Economic impact of outdoors huge in Colorado
Conserving federal public lands is vital to the economic well-being of the West, asserts a letter to President Barack Obama from more than 100 of the nation’s leading economists and academicians.
According to the Theodore Roosevelt Conservation Partnership, the letter details the far-reaching economic benefits these public lands accrue to communities and individuals alike.
“Sportsmen have always known that sound conservation practices produce tangible economic benefits,” TRCP President and CEO Whit Fosburgh said. “Conservation funding and well-managed public lands are critical to our hunting and fishing traditions.”
The letter comes on the heels of a study commissioned by the National Fish and Wildlife Foundation that says outdoor recreation supports $289 billion in annual retail sales and services and supports more than 6.5 million jobs nationwide.
“Our nation’s network of federal-to-local parks, forests, rivers, lakes and trails are at the heart of this growing industry,” said Frank Hugelmeyer, president and CEO of the Outdoor Industry Association.
Studies have shown the economic impact of fishing, hunting and wildlife-watching activities to Colorado is $3 billion annually, supporting 33,800 full-time jobs in the state.
Mike Nussman, president and CEO of the American Sportfishing Association, said public lands are the source and home for some of the “last, best fisheries in the world.”
“Nationally, activities related to fishing support more than 1 million jobs and contribute almost $125 billion annually to the economy,” Nussman said. “If we want to improve our financial situation we should continue to invest in our open spaces.”
Doubling up for ducks: Since its inception in 1934, the Federal Migratory Bird Hunting and Conservation Stamp (also known as the duck stamp) has generated more than $750 million, enough to add more than 5.3 million acres to the National Wildlife Refuge System.
However, the stamp’s $15 price hasn’t increased since 1991, resulting in a 64 percent decrease in buying power over that time.

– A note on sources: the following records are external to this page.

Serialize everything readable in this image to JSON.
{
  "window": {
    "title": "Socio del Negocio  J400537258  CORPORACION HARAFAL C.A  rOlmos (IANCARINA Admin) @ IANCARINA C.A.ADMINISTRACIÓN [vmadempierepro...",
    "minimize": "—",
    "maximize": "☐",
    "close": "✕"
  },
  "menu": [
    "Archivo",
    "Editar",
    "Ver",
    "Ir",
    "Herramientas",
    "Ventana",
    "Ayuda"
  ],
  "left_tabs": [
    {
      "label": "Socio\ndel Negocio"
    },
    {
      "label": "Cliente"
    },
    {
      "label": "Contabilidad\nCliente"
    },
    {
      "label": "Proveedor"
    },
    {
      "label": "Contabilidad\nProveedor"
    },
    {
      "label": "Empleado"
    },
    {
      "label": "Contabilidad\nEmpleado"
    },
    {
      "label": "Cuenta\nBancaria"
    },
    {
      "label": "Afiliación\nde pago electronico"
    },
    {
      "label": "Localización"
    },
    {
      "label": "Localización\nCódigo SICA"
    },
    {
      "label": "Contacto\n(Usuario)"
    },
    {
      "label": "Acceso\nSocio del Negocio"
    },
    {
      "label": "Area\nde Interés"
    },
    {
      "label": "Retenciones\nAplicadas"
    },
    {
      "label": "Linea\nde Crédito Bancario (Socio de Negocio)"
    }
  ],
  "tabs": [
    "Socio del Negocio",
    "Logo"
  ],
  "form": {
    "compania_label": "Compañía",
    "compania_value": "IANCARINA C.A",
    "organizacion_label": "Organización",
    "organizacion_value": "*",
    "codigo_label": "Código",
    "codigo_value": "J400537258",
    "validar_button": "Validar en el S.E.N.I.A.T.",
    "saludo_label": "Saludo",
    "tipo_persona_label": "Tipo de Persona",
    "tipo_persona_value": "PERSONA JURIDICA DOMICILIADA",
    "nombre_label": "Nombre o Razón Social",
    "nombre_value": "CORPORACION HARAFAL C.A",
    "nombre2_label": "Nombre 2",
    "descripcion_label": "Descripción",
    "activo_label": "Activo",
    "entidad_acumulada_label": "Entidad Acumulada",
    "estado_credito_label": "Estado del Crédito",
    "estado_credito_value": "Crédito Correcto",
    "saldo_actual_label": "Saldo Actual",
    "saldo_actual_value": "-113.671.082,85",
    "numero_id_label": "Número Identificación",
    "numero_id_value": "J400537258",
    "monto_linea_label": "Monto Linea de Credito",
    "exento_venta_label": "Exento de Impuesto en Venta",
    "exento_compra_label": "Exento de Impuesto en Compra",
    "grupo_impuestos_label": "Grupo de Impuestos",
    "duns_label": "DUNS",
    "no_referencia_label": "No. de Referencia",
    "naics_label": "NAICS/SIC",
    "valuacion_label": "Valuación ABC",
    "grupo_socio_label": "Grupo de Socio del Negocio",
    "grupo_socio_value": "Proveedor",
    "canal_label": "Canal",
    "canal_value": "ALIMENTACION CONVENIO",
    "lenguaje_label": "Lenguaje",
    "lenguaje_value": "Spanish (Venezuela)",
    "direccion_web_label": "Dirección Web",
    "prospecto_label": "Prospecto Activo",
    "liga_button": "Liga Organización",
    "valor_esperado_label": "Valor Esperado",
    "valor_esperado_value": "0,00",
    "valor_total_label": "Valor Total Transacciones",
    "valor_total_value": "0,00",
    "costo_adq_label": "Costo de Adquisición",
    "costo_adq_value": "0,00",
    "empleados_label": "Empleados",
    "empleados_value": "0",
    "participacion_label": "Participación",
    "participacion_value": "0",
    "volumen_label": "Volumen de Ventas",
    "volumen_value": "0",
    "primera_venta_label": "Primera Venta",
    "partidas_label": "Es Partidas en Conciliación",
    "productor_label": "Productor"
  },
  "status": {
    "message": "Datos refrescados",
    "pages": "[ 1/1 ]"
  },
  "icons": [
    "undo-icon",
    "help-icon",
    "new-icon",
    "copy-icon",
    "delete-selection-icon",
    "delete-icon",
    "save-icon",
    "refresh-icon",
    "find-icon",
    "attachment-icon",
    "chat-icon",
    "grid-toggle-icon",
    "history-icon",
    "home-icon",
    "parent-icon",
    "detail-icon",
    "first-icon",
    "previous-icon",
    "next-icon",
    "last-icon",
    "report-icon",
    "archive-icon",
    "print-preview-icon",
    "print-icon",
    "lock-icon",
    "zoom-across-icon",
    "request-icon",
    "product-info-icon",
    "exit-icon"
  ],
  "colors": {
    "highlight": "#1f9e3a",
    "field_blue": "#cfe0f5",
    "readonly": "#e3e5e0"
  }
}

This year, Ducks Unlimited and the Wyoming Game and Fish Department are encouraging anyone interested in the future of the North America’s waterfowl, and all the wildlife that depend on wetlands, to buy two stamps and help bring the stamp’s buying power up to today’s levels.
According to John Emmerich, deputy director of external affairs for the Wyoming agency, 98 cents of every dollar raised by the sale of duck stamps goes to acquire waterfowl habitat.
Ducks Unlimited currently is pushing for legislation to increase the stamp’s price to $25 to keep pace with inflation.
Federal duck stamps are available at post offices and many license agents.
And, in the spirit of the season, one of those can’t-miss Christmas presents is a Colorado state parks annual pass.
This year, an annual pass costs $70 ($60 for 64 and older; $14 for disabled Colorado residents) and yes, the prices have increased twice in as many years.
As anyone who regularly reads this space knows, the state Legislature has stopped funding state parks, a dubious move with serious implications for users and for the future of some under-performing state parks.
Many state parks lose money, and it’s only because a handful of parks, most notably those near major population centers along the Front Range, that more parks aren’t facing closure.
The options are to raise fees or close parks. Both options may be exercised when the merger is finalized between parks and wildlife.